O carro parou de repente, e logo atrás os outros não conseguiram frear a tempo. Em questão de minutos, o caos se instalou. Curiosos começaram a se aglomerar, a princípio sem saber o que havia acontecido. Os motoristas que estavam presos no engarrafamento buzinavam impacientes, enquanto alguns desciam dos veículos para tentar entender o motivo daquela súbita confusão. Um murmúrio crescente tomou conta da multidão.
Logo surgiram os “especialistas”. Um homem de óculos, que se destacou na multidão, se moveu ao carro do homem engasgado e, com uma confiança exagerada, declarou: — Deixa comigo! Ele precisa da manobra de Heimlich! Vi isso num filme!
Outro, mais idoso e com uma expressão de superioridade, contestou de imediato: — Filme? Isso é bobagem! Água, ele precisa de água! Alguém tem uma garrafinha?
E assim começou o debate entre os leigos. Enquanto isso, o homem continuava tossindo, incapaz de respirar direito, e os minutos desnecessários se arrastavam. O pânico começou a tomar conta, mas ninguém sabia exatamente o que fazer. Foi então que um médico, reconhecido como o verdadeiro especialista, surgiu no meio da confusão. Ele passou os curiosos e começou a agir.

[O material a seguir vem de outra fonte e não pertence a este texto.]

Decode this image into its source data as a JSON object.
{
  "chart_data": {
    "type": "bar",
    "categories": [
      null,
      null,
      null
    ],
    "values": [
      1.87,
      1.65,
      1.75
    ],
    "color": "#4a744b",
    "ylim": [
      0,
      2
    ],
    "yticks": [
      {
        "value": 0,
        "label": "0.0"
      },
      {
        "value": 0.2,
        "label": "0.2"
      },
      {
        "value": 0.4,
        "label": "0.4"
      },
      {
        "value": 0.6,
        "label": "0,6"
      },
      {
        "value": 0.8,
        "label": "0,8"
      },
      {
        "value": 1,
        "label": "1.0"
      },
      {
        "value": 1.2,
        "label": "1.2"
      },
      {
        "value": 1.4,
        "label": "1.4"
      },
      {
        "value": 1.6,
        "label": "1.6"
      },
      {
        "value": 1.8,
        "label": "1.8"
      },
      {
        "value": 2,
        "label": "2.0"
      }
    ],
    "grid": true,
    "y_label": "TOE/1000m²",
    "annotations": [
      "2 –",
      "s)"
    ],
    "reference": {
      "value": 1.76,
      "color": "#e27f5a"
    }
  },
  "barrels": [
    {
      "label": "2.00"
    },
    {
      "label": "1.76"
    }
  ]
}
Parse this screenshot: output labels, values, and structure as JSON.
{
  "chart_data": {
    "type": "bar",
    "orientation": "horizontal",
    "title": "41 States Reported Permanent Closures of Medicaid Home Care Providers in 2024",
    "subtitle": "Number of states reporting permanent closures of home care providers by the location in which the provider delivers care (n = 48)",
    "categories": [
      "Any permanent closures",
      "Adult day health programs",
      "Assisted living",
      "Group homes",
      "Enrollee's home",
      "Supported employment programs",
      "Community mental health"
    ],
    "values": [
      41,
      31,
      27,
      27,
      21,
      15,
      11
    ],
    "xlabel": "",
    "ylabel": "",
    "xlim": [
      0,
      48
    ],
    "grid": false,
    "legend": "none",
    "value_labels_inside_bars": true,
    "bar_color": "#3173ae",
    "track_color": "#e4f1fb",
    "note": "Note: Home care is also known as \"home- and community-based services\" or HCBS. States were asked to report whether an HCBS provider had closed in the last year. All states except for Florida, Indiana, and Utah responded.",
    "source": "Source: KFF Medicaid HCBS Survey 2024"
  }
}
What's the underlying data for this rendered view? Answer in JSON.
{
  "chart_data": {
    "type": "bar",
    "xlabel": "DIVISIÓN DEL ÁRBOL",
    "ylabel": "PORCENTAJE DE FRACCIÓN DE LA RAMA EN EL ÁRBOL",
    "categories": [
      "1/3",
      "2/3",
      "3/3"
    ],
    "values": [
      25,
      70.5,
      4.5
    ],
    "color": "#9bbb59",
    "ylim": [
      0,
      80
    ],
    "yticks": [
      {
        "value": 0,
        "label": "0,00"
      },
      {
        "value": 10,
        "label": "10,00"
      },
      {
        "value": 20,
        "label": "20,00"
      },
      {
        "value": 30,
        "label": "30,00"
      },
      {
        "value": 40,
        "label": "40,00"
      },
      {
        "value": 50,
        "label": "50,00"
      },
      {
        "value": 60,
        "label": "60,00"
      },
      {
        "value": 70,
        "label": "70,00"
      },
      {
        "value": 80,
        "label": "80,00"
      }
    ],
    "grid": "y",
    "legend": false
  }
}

— Afastem-se, deixem o homem respirar! — convenceu o médico, tomando as decisões necessárias.
Mas, enquanto trabalhava, as buzinas continuavam a soar. No meio do engarrafamento, surgiram mais variações sobre o ocorrido. Um motorista de bigode grosso, que falava como se soubesse de tudo, decretou: — Aposto que bateu num poste! Isso sempre acontece aqui… um irresponsável ao volante.
— Nada disso! — transmitia uma mulher de um carro mais adiante. — Ele deve estar bêbado! Olha a hora! Quem sai dirigindo assim de manhã?
Um jovem com boné, sentado no capô de seu carro, opinou: — Nada! É moleque sem carteira! Aposto que está tirando racha!
E, como sempre, havia aquele mais conspirador: — Isso tudo é culpa do governo! Devem ter jogado um pé-de-cabra voador na pista!
Enquanto as opiniões voavam de um lado para o outro, as estações de rádio já transmitiam suas próprias versões. Uma emissora noticiou um “grave acidente com múltiplas vítimas”, enquanto outra falava de “um caminhão desgovernado colidindo com carros menores”. Os repórteres já corriam para o local, sedentos de informação sensacionalista.
No entanto, a verdade era muito mais simples, mas igualmente absurda: o homem só estava engasgado.
Após alguns minutos, o médico conseguiu desobstruir suas vias respiratórias e, ainda pálido, o homem respirou fundo e tentou se desculpar de leve: — Desculpem… foi só uma bolacha… não pensei que causaria tudo isso.
A multidão ficou em silêncio por alguns segundos. O homem do bigode, que jurava que ele havia batido num poste, coçou a cabeça, sem graça. A mulher que gritava sobre embriaguez deu uma risada nervosa. O jovem com boné voltou para dentro do carro, sem mais uma palavra. Todos ficaram constrangidos pela simplicidade da situação.
— Uma bolacha de água e sal… — repetiu o médico, balançando a cabeça, incrédulo.
O trânsito começou a se mover novamente. As buzinas ainda vibravam, mas o caos se dissipava, deixando para trás apenas o eco de uma reflexão cômica e um tanto quanto absurdo: um engasgo com uma simples bolacha conseguira parar uma avenida inteira.
No fim, João se afastava do local, agora voltado para si, pensando em como a vida, na sua correria, poderia afetar a todos com algo tão trivial. Afinal, o que era uma bolacha frente ao ritmo frenético de uma cidade que nunca pode parar?
E, entre risos discretos, João se perguntou quantos mais ainda contariam a história como se tivesse sido uma tragédia monumental, sem saber que tudo começou com um singelo e fatal… engasgo.
Já no fim da fila de carros, um motorista desceu, ainda buscando uma explicação para o que tinha acontecido: — Eu ainda acho que teve a ver com aquele pé-de-cabra voador! Esse governo não esconde nada de mim!